My problem is as follows:
I'm reading a .csv generated by some software and to read it I'm using Pandas. Pandas read the .csv properly but one of the columns stores bytes sequences representing vectors and Pandas stores them as a string.
So I have data (string) and I want to use np.frombuffer() to get the proper vector. The problem is, data is a string so its already encoded so when I use .encode() to turn it into bytes, the sequence is not the original one.
Example: The .csv contains \x00\x00 representing the vector [0,0] with dtype=np.uint8. Pandas stores it as a string and when I try to process it something like this happens:
data = df.data[x] # With x any row.
type(data)
<class 'str'>
print(data)
\x00\x00
e_data = data.encode("latin1")
print(e_data)
b'\\x00\\x00'
v = np.frombuffer(e_data, np.uint8)
print(v)
array([ 92 120 48 48 92 120 48 48], dtype=uint8)
I just want to get b'\x00\x00' from data instead of b'\\x00\\x00' which I understand is a little encoding mess I have not been able to fix yet.
Any way to do this?
Thanks!
CodePudding user response:
Issue: you (apparently) have a string that contains literal backslash escape sequences, such as:
>>> x = r'\x00' # note the use of a raw string literal
>>> x # Python's representation of the string escapes the backslash
'\\x00'
>>> print(x) # but it looks right when printing
\x00
From this, you wish to create a corresponding bytes
object, wherein the backslash-escape sequences are translated into the corresponding byte.
Handling these kinds of escape sequences is done using the unicode-escape
string encoding. As you may be aware, string encodings convert between bytes
and str
objects, specifying the rules for which byte sequences correspond to what Unicode code points.
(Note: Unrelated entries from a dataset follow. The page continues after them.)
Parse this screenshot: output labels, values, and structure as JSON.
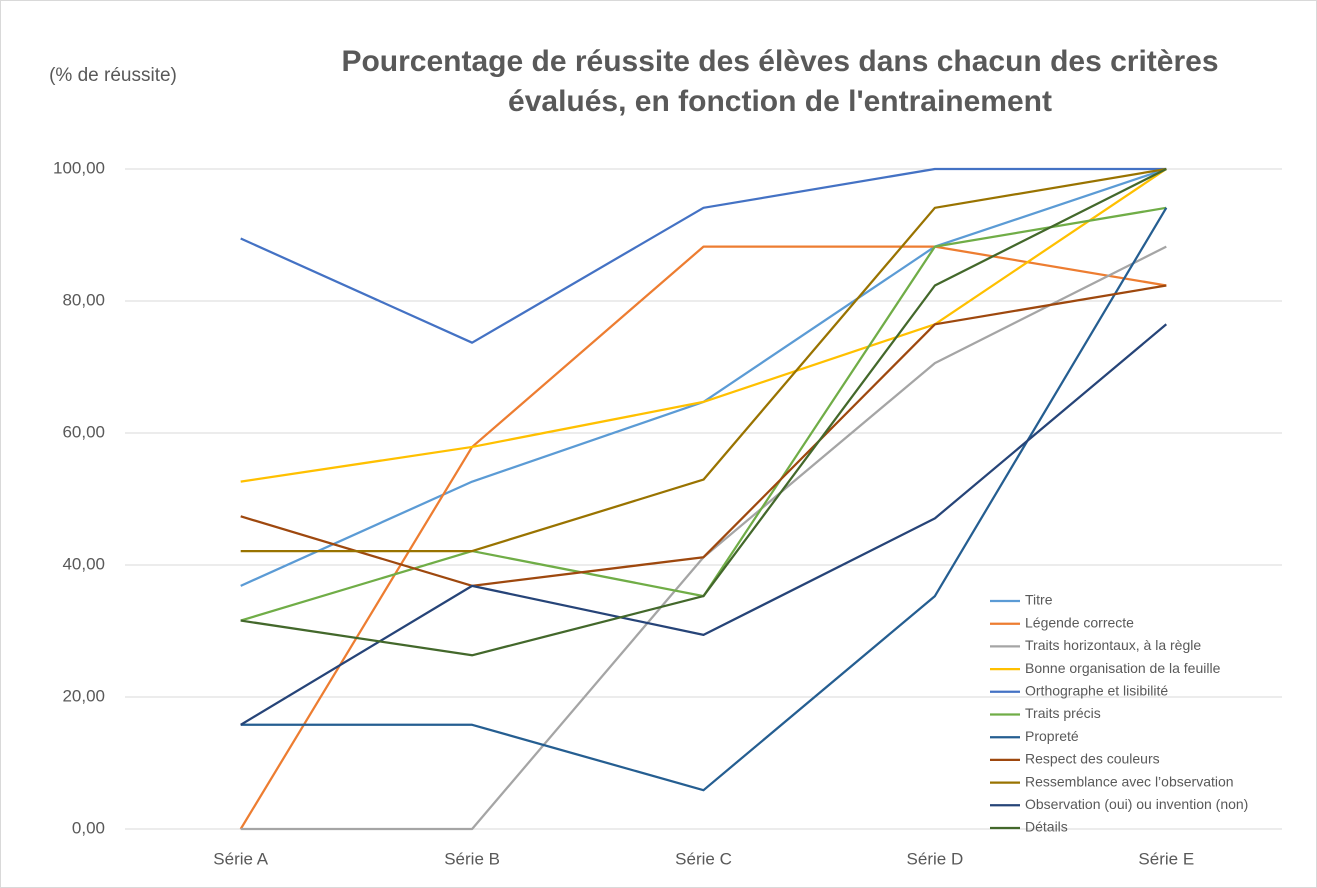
{
  "chart_data": {
    "type": "line",
    "title": "Pourcentage de réussite des élèves dans chacun des critères évalués, en fonction de l'entrainement",
    "y_label": "(% de réussite)",
    "categories": [
      "Série A",
      "Série B",
      "Série C",
      "Série D",
      "Série E"
    ],
    "ylim": [
      0,
      100
    ],
    "yticks": [
      {
        "value": 0,
        "label": "0,00"
      },
      {
        "value": 20,
        "label": "20,00"
      },
      {
        "value": 40,
        "label": "40,00"
      },
      {
        "value": 60,
        "label": "60,00"
      },
      {
        "value": 80,
        "label": "80,00"
      },
      {
        "value": 100,
        "label": "100,00"
      }
    ],
    "grid": true,
    "legend": "lower right",
    "series": [
      {
        "name": "Titre",
        "color": "#5b9bd5",
        "values": [
          36.84,
          52.63,
          64.71,
          88.24,
          100
        ]
      },
      {
        "name": "Légende correcte",
        "color": "#ed7d31",
        "values": [
          0,
          57.89,
          88.24,
          88.24,
          82.35
        ]
      },
      {
        "name": "Traits horizontaux, à la règle",
        "color": "#a5a5a5",
        "values": [
          0,
          0,
          41.18,
          70.59,
          88.24
        ]
      },
      {
        "name": "Bonne organisation de la feuille",
        "color": "#ffc000",
        "values": [
          52.63,
          57.89,
          64.71,
          76.47,
          100
        ]
      },
      {
        "name": "Orthographe et lisibilité",
        "color": "#4472c4",
        "values": [
          89.47,
          73.68,
          94.12,
          100,
          100
        ]
      },
      {
        "name": "Traits précis",
        "color": "#70ad47",
        "values": [
          31.58,
          42.11,
          35.29,
          88.24,
          94.12
        ]
      },
      {
        "name": "Propreté",
        "color": "#255e91",
        "values": [
          15.79,
          15.79,
          5.88,
          35.29,
          94.12
        ]
      },
      {
        "name": "Respect des couleurs",
        "color": "#9e480e",
        "values": [
          47.37,
          36.84,
          41.18,
          76.47,
          82.35
        ]
      },
      {
        "name": "Ressemblance avec l’observation",
        "color": "#997300",
        "values": [
          42.11,
          42.11,
          52.94,
          94.12,
          100
        ]
      },
      {
        "name": "Observation (oui) ou invention (non)",
        "color": "#264478",
        "values": [
          15.79,
          36.84,
          29.41,
          47.06,
          76.47
        ]
      },
      {
        "name": "Détails",
        "color": "#43682b",
        "values": [
          31.58,
          26.32,
          35.29,
          82.35,
          100
        ]
      }
    ]
  }
}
However, the unicode-escape
codec assumes that the escape sequences are on the bytes
side of the equation and that the str
side will have the corresponding Unicode characters:
>>> rb'\x00'.decode('unicode-escape') # create a string with a NUL char
'\x00'
Applying .encode
to the string will reverse that process; so if you start with the backslash-escape sequence, it will re-escape the backslash:
>>> r'\x00'.encode('unicode-escape') # the result contains two backslashes, represented as four
b'\\\\x00'
>>> list(r'\x00'.encode('unicode-escape')) # let's look at the numeric values of the bytes
[92, 92, 120, 48, 48]
As you can see, that is clearly not what we want.
We want to convert from bytes
to str
to do the backslash-escaping. But we have a str
to start, so we need to change that to bytes
; and we want bytes
at the end, so we need to change the str
that we get from the backslash-escaping. In both cases, we need to make each Unicode code point from 0-255 inclusive, correspond to a single byte with the same value.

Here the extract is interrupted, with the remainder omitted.